In one especially ridiculous scene Carroll sends a text message to a woman, who then strips naked in public, revealing her body is covered with Poe-related tattoos, and promptly stabs herself in the eye.
It's an ugly, gratuitous bit of business, and it's not the only incidence of knife-and-eye-related violence directed at a female character. Later on, Carroll tracks down an intended victim he failed to finish off during his previous killing spree. He doesn't fail this time. Hardy discovers her body hanging upside down. Her eyes have been removed.
There are buckets of blood sloshing around The Following, yet this need not necessarily be a reason to dislike it.
Last week's episode of Channel 4's Utopia featured a horrible torture scene (coincidentally, also to do with eyes) but the unpleasantness was offset by the context and the overall brilliance of the production.

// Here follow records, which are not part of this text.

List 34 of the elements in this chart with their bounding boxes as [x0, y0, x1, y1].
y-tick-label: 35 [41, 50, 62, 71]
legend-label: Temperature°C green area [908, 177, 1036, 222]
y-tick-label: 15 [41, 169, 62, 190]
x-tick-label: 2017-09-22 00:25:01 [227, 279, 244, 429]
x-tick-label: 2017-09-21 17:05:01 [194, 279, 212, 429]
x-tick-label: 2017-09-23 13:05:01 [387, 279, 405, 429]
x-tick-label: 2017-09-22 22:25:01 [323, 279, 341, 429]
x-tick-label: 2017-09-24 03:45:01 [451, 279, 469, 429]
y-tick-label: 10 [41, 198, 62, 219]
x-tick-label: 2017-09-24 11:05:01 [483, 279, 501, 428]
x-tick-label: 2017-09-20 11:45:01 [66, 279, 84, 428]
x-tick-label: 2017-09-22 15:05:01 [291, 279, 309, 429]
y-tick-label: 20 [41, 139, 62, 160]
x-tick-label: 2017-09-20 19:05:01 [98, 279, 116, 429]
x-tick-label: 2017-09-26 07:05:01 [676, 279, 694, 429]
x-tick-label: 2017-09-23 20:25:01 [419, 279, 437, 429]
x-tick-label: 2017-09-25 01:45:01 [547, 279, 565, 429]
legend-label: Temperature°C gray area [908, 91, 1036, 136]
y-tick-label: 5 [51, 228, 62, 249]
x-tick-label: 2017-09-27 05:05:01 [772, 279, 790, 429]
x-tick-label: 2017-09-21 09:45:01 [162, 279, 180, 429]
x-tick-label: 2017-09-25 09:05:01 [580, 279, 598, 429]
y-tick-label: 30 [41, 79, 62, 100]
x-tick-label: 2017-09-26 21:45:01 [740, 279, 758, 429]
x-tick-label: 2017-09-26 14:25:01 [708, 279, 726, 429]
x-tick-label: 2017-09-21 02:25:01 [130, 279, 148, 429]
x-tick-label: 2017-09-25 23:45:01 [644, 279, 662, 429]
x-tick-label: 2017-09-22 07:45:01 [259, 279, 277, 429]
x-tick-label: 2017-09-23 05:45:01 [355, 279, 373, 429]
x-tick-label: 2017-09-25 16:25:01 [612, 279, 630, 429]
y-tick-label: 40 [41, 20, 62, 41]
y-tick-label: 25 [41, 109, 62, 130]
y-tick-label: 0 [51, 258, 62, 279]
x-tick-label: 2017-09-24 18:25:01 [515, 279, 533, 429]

What really derails The Following is its hollow pretentiousness. The Poe references are a cheap and trashy insult to a unique author. Creator and chief writer Kevin Williamson revitalised the horror genre with his clever, flashy script for 1996's Scream, which playfully upended slasher movie conventions.
The Following tries to be clever and flashy too, with its convoluted storytelling and multiple flashbacks, but it's just so much empty showing off. At its core it's nasty, banal and silly.
Three years on the go in the US already, comedian Louis CK's marvellous series Louie finally arrives, even if it's only to Sky viewers with FOX (formerly F/X).
It's a bit like Seinfeld in that it combines sitcom with bursts of stand-up, and it's a bit like Curb Your Enthusiasm in that Louis CK is playing a loosely fictionalised version of himself -- hence the spelling change in the title. The filmed vignettes featuring "Louie", who's divorced and raising two daughters alone in New York City, are sometimes marvellously surreal. At the end of a disastrous first date, his companion leaves him in the lurch by flying away in a waiting helicopter.
But it's the real Louis' stand-up -- ruthlessly honest and fearlessly non-PC -- that provides the knockout punch. Here he is ranting about milk cartons: "It's too subtle a design for a seven-year-old. They have to pick at the glue and end up drinking out of this finger-filth disease spout. Put it in a bottle, not an envelope!"